Fotoband des Monats

Roter Stern über Russland

Mit freundlicher Genehmigung Adelbert Reifs veröffentlichen wir hier eine Besprechung des Fotobands des Monats „Roter Stern über Russland“, die zuerst in der August-Ausgabe der Zeitschrift „Universitas“ erschienen ist.

Eine visuelle Geschichte der Sowjetunion von 1917 bis zum Tode Stalins

Von David King

Mehring Verlag 2010, 352 Seiten, über 550 Farb- und s/w-Abbildungen, 39,90 Euro

So reißerisch es auch klingen mag: „Roter Stern über Russland“ von David King ist wahrhaft ein Bildband der Superlative!

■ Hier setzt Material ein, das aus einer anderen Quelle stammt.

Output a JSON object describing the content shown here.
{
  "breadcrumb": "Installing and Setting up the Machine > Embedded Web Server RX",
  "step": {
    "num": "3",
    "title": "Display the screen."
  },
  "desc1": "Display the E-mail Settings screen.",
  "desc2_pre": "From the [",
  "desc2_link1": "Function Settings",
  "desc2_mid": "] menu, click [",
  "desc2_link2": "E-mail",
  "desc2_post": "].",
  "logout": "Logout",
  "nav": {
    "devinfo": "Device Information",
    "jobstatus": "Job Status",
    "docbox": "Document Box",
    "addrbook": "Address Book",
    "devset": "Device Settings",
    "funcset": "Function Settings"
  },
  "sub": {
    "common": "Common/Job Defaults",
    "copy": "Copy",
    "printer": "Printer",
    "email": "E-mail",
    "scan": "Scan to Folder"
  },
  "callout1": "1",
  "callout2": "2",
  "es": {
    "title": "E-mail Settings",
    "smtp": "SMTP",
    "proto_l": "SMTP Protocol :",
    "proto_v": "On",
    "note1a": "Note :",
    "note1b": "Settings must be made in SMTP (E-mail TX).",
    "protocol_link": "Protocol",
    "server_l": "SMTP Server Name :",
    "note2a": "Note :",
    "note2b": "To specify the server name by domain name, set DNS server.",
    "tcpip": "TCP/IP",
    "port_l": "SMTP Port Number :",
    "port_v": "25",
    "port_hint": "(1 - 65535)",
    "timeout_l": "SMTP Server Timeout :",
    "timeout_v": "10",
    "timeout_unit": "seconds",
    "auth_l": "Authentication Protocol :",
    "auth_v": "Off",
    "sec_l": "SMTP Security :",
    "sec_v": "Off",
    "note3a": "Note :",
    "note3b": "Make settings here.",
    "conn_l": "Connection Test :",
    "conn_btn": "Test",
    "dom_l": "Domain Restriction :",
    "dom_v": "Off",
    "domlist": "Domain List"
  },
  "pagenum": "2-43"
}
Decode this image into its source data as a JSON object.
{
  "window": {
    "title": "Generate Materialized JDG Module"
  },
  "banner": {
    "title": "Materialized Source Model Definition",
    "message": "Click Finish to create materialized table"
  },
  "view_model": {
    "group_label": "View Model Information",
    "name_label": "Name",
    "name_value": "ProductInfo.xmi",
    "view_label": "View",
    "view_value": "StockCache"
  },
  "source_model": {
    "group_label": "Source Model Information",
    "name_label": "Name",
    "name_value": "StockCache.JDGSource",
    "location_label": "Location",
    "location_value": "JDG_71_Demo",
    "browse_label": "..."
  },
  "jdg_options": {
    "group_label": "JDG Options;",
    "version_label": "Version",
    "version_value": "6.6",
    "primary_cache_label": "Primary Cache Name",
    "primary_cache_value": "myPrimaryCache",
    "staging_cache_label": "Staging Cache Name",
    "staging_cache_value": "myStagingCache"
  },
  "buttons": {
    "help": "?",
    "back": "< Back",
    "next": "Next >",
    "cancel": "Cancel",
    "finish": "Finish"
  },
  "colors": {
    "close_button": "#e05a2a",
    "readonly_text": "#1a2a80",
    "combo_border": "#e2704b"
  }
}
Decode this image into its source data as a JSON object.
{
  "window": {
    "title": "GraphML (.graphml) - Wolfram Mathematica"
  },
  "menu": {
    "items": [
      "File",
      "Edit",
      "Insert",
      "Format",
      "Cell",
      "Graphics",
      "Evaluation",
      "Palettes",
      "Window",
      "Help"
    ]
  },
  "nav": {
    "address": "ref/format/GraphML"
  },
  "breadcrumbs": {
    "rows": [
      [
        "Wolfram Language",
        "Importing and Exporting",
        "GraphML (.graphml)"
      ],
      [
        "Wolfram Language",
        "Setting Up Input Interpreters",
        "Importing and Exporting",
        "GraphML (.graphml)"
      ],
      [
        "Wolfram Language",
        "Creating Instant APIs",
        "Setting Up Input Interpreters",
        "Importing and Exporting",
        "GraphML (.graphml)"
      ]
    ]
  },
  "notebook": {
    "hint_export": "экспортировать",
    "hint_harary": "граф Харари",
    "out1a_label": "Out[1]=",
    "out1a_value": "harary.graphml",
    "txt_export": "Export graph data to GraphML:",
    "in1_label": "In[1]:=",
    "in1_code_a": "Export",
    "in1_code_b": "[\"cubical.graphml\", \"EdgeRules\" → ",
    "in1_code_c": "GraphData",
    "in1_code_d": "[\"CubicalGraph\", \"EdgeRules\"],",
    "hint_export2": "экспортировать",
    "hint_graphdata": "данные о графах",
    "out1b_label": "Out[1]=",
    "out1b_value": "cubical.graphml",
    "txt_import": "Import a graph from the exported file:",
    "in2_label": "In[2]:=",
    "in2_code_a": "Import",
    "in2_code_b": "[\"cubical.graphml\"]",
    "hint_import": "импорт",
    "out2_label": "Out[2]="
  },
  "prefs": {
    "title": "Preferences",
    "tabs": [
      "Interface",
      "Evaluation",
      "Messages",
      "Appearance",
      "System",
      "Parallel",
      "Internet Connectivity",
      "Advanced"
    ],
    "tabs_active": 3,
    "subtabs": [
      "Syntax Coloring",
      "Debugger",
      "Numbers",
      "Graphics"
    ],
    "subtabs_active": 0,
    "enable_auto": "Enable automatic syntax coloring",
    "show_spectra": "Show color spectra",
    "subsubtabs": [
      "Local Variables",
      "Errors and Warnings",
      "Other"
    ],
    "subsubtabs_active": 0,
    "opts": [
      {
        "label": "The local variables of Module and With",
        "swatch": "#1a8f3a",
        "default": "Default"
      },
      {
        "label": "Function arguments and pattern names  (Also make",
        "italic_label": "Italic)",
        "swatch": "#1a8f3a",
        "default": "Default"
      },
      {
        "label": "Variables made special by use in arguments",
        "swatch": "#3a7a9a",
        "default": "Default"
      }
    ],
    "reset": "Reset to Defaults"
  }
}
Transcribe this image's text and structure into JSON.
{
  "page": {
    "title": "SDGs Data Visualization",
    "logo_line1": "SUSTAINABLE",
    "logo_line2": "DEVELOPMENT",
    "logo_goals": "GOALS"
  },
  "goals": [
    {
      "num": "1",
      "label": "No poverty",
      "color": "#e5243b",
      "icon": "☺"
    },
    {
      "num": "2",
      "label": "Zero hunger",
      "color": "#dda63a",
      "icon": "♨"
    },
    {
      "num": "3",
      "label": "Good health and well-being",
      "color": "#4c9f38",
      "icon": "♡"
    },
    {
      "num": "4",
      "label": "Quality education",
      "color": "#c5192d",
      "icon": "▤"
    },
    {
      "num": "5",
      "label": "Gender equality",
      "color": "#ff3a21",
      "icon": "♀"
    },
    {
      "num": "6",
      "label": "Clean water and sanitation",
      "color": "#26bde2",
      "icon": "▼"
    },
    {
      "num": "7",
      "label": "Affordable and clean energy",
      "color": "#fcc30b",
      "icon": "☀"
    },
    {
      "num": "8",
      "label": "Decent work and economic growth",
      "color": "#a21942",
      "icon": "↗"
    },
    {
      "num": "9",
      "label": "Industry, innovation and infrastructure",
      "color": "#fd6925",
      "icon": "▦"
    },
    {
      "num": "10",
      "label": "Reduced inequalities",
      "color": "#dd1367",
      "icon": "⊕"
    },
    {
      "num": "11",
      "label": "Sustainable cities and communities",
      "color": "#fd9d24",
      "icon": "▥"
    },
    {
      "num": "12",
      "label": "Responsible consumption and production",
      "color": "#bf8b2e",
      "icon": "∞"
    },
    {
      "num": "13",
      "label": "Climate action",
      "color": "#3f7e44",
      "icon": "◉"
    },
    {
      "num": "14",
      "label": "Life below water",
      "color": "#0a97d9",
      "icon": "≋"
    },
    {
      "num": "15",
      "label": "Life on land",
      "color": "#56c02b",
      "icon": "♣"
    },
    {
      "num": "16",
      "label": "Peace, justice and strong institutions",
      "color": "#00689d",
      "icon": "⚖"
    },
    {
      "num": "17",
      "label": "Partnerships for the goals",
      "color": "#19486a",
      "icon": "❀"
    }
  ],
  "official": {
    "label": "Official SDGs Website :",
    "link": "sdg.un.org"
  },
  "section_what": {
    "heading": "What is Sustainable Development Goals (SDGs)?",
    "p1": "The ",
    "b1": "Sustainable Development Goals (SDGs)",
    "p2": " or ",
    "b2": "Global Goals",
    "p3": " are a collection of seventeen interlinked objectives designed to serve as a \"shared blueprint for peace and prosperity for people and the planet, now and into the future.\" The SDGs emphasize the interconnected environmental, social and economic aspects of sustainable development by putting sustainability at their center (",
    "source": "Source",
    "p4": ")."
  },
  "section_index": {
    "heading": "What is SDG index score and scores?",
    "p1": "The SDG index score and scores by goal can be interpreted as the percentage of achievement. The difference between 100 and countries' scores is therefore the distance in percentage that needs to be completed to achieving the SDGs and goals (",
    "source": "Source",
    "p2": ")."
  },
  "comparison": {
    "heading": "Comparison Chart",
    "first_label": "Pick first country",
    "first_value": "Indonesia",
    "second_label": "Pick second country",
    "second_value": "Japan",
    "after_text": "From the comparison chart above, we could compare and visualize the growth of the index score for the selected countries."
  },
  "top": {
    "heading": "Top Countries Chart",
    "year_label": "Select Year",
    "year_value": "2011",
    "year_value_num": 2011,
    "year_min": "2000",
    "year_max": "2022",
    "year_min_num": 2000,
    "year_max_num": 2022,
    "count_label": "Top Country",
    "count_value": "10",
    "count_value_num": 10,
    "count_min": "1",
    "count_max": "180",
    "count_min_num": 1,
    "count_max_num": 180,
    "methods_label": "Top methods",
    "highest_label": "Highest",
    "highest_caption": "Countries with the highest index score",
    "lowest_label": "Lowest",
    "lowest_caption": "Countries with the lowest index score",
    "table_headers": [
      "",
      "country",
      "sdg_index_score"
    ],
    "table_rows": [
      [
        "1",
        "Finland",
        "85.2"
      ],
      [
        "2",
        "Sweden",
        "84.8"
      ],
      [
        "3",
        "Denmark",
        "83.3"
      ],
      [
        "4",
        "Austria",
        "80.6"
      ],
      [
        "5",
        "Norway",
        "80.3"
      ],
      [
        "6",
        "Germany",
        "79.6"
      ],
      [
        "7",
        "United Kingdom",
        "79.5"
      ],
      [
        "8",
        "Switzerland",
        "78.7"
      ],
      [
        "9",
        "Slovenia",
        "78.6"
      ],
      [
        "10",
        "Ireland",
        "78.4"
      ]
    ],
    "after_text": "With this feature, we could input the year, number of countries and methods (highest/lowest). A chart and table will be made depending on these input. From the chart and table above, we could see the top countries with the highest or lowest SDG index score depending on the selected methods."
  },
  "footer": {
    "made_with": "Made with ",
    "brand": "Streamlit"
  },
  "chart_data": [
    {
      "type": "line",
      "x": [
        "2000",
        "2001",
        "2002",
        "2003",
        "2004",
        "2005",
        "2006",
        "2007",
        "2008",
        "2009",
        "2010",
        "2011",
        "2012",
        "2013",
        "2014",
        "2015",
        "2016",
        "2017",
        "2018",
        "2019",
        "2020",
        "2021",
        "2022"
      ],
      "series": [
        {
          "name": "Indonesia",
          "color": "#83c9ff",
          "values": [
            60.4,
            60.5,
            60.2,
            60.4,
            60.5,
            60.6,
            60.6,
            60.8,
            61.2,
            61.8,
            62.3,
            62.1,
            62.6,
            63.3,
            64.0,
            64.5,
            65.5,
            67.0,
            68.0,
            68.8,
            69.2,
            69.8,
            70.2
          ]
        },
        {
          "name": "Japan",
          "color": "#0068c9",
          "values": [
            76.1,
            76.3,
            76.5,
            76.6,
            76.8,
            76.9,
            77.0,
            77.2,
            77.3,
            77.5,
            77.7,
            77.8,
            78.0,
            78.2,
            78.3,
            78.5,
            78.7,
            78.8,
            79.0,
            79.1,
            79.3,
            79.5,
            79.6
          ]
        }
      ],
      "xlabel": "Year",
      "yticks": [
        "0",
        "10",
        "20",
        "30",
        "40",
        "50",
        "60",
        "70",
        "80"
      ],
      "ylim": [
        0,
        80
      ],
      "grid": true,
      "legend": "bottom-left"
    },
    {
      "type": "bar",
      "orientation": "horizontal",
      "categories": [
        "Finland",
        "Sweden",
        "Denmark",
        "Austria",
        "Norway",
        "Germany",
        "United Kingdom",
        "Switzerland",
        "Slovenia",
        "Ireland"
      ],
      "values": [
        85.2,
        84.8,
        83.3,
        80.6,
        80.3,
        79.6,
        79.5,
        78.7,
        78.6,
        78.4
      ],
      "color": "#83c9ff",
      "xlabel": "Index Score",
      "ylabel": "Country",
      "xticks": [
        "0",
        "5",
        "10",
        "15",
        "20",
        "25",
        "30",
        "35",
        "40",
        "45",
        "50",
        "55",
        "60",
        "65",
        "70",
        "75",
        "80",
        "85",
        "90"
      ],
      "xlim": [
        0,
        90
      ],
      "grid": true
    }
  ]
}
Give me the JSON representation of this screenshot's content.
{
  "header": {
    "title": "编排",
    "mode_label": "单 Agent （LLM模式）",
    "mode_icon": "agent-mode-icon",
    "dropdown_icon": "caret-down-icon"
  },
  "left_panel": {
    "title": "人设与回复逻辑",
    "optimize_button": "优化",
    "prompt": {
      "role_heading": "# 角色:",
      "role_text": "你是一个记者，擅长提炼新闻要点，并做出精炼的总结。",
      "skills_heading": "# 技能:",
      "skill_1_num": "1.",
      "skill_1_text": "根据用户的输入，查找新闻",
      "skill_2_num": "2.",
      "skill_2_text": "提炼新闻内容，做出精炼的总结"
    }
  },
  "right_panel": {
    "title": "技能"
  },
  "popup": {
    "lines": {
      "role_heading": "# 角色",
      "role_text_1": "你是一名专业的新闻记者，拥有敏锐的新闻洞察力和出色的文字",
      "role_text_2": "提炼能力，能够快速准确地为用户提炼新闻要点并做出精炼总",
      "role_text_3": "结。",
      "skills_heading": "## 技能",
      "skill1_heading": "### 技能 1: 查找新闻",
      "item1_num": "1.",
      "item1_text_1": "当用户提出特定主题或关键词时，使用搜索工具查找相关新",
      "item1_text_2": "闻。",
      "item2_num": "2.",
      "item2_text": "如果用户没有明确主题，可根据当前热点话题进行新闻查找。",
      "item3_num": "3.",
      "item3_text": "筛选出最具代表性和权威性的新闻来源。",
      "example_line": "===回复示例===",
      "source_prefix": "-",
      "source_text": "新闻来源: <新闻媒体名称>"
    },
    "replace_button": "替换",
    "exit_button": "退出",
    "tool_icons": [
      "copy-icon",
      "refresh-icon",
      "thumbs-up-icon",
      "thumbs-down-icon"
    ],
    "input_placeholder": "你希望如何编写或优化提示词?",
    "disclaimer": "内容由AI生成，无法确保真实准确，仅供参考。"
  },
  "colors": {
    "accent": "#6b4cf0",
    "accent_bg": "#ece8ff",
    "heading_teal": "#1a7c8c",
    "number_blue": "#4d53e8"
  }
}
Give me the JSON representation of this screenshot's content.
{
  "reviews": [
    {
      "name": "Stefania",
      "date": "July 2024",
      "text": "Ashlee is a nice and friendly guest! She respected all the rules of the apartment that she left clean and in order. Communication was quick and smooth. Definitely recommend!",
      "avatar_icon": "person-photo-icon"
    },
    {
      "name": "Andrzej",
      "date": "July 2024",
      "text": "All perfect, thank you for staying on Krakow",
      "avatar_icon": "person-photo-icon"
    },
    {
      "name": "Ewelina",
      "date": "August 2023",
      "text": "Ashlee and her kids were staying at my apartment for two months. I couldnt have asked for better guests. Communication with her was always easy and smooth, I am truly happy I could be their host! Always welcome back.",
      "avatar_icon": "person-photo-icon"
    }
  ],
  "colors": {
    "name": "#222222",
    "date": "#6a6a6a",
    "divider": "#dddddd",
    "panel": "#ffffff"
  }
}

Nirgendwo sonst hat die dreieinhalb Jahrzehnte währende Geschichte der Sowjetunion von ihren Anfängen bis zum Tode Stalins einen auch nur annähernd so dramatischen visuellen Niederschlag gefunden wie in diesem Buch. Zwar erschienen seit dem Ende der Sowjetunion vor zwanzig Jahren und der wenn auch beschränkten Öffnung einer Reihe früherer sowjetischer Archive für westliche Forscher bereits mehrere Bildbände über die Entwicklung der Sowjetunion – erinnert sei hier nur an den von Peter Radetsky herausgegebenen Band „Russland und die Sowjetunion“ (2007). der ein Jahrhundert russisch-sowjetische Geschichte vornehmlich anhand von Fotografien der Nachrichtenagentur TASS darstellt –, doch reicht keine dieser oft sehr aufwändig gestalteten Publikationen an die thematische Breite und die außergewöhnliche Vielfalt des von David King gebotenen historischen Materials heran. Der Grund liegt in der Persönlichkeit des Autors. King, Verfasser von „The Commissar Vanishes. The Falsification of Photographs and Art in Stalins Russia“ (deutsch 1997: „Stalins Retuschen“), „The Victims of Stalin“ (2003) sowie zahlreicher weiterer Bücher über die Sowjetunion, war von 1965 bis 1975 Leiter des Kunstressorts der Londoner „Sunday Times“. Seine private Sammlung russischer revolutionärer Kunst gilt mit 250.000 Objekten – hauptsächlich Plakate, Zeitungen, Flugschriften und Fotografien – als eine der umfangreichsten und bedeutendsten der Welt. Weit über 500 Bilder werden in dem vorliegenden Band in höchster Qualität wiedergegeben, begleitet von knappen, jedoch in ihrer Aussagekraft ungemein einprägsamen historisch-politischen Kommentaren Kings. Viele von ihnen sind hier zum ersten Mal zu sehen und kein herkömmliches Geschichtsbuch wäre in der Lage, die erschütternden Begebenheiten der Jahre 1917 bis 1953 so unmittelbar und unverstellt in den Blick zu rücken, wie dies King dank seiner chronologischen Bildsprache gelingt. Und noch ein weiterer positiver Aspekt kommt hinzu: Mit der Präsentation ihrer Arbeiten entreißt King zahlreiche sowjetische Designer, Künstler und Fotografen des 20. Jahrhunderts, die unter der Herrschaft Stalins ermordet wurden oder im Gulag umkamen, der Vergessenheit.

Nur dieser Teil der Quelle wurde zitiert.